Метрах в пяти от него стоял бесшумно появившийся из бокового коридора субъект мужского пола, нимало не похожий на поддавшего морячка, – трезвехонький, собранный, смотревший враждебно и цепко, державший правую руку под легкой белой курткой...
«Ну вот и кончилось везение», – не без грусти подумал Мазур, старательно тараща глазами. Часовой, конечно, должен быть часовой, а может, и не один, как же иначе, когда в трюме такой груз, а в башке – столь наполеоновские замыслы...
– Б-брателло! – прямо-таки просияв, с воодушевлением и нешуточной радостью воскликнул Мазур, делая шаг в направлении незнакомца. – Х-хоть одна живая...
– Стоять на месте!
Команда, отданная непререкаемым тоном, была подкреплена демонстрацией появившегося из-под куртки пистоля – хорошая машинка, «Беретта» девятимиллиметровая, модель с дульным компенсатором, сразу видно, что дядька опытный и видавший виды...
– Стою, стою, – сказал Мазур с тупым выражением лица, пошатываясь. – Ты чего? Пушкой чего тычешь, говорю? Я свой...
– Какой такой свой? Стоять!
– Стою же, – сказал Мазур, изображая на лице совершеннейшее недоумение окружающим. – Ты чего, братан? Пушку-то убери, еще бабахнешь, дурило...
– Ты кто такой?
– Колян, – сказал Мазур. – Из Челябинска. Мы с Катькой тут в гостях у мужиков... только Катька куда-то подевалась, а я дрых непонятно где, встал и пошел людей искать... У тебя выпить нет?
Тип с пистолетом, не расслабляясь, держал Мазура на прицеле. Не отводя взгляда, мимолетно коснулся нагрудного кармана, откуда торчала маленькая черная рация с толстой антенной. «А вот это совсем уже ни к чему, – подумал Мазур, – чтобы он подмогу высвистел. Зачем нам кузнец? Нам кузнец без надобности...»
– Кто тебя пустил?
– Этот... – сказал Мазур. – Дежурный который... вахтер... в общем, этот, на палубе... Ты Катьку не видел?

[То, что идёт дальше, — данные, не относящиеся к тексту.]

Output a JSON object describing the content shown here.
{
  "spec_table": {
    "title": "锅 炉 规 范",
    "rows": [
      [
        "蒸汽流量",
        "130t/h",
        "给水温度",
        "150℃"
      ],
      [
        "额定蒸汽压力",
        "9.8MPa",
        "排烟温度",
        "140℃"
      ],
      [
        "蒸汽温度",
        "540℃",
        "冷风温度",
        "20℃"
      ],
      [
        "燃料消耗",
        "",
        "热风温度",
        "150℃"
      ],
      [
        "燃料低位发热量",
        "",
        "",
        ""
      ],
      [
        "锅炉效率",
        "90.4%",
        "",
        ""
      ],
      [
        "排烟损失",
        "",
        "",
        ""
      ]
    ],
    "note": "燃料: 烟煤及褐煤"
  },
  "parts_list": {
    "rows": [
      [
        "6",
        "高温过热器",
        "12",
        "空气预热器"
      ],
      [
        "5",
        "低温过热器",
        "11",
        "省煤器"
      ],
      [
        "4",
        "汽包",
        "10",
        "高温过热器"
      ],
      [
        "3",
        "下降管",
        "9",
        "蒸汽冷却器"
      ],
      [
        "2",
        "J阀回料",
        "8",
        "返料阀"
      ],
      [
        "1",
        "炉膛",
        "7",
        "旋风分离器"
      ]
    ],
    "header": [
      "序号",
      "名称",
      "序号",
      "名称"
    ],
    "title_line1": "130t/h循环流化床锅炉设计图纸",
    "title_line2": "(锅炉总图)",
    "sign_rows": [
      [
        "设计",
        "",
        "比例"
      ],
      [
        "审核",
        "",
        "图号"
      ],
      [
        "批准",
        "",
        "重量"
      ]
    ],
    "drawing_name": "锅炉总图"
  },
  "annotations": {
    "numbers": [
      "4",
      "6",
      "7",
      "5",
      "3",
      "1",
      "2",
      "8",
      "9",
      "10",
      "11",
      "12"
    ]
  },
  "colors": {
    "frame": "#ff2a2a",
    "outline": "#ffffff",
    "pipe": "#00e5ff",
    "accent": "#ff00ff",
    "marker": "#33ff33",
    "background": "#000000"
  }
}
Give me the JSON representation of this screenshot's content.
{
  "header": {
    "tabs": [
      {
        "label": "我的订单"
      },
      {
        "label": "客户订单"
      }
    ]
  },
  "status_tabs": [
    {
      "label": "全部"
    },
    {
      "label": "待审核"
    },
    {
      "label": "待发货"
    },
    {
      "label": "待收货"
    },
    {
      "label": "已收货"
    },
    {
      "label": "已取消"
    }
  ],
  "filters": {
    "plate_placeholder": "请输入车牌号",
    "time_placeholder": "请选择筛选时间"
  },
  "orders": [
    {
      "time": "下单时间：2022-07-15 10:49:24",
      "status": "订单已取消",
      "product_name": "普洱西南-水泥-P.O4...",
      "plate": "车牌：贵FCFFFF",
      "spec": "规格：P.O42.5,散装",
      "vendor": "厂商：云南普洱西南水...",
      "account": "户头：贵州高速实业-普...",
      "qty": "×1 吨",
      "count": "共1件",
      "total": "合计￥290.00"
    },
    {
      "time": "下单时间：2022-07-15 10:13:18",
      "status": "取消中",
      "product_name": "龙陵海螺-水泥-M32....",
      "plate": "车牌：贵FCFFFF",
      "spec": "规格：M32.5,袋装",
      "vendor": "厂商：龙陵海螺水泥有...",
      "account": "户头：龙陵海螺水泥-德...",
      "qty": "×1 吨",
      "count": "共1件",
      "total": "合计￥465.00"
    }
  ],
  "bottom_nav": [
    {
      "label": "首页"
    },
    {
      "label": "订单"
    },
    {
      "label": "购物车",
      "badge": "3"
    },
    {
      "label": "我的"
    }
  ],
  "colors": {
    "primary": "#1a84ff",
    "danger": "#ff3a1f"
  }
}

– Какую еще Катьку? – брезгливо осведомился незнакомец.
– Какую-какую... Мою Катьку. Они меня, козлы, спать упаковали, а сами квасят где-то... – его лицо исказилось гримасой неприятного открытия: – Ну, если эта сучка опять под кого-то легла, я ей бошку оторву...
Под прикрытием этой тирады он передвинулся еще на шажок ближе к субъекту с пистолетом, и тот не отреагировал. Сверля Мазура подозрительным взглядом, пытался, сразу видно, в сжатые сроки сориентироваться в ситуации и сделать для себя какие-то выводы. Потянул носом – нюхай, милый, нюхай, выхлоп густейший, ага, почуял перегар на гектар, поморщился... А мы под это дело еще шажок...
– Стоять, говорю! Кто привел?
– Да говорю тебе, ваши мужики! – сказал Мазур. – Ты что дурной такой? В стекляшке познакомились, и они нас с Катькой позвали в гости... Пашка-радист, Виталик и еще какой-то, как его... то ли Гоша, то ли Миша, хрен вспомнишь... Слышь, где тут поссать-то можно? Пиво наружу просится...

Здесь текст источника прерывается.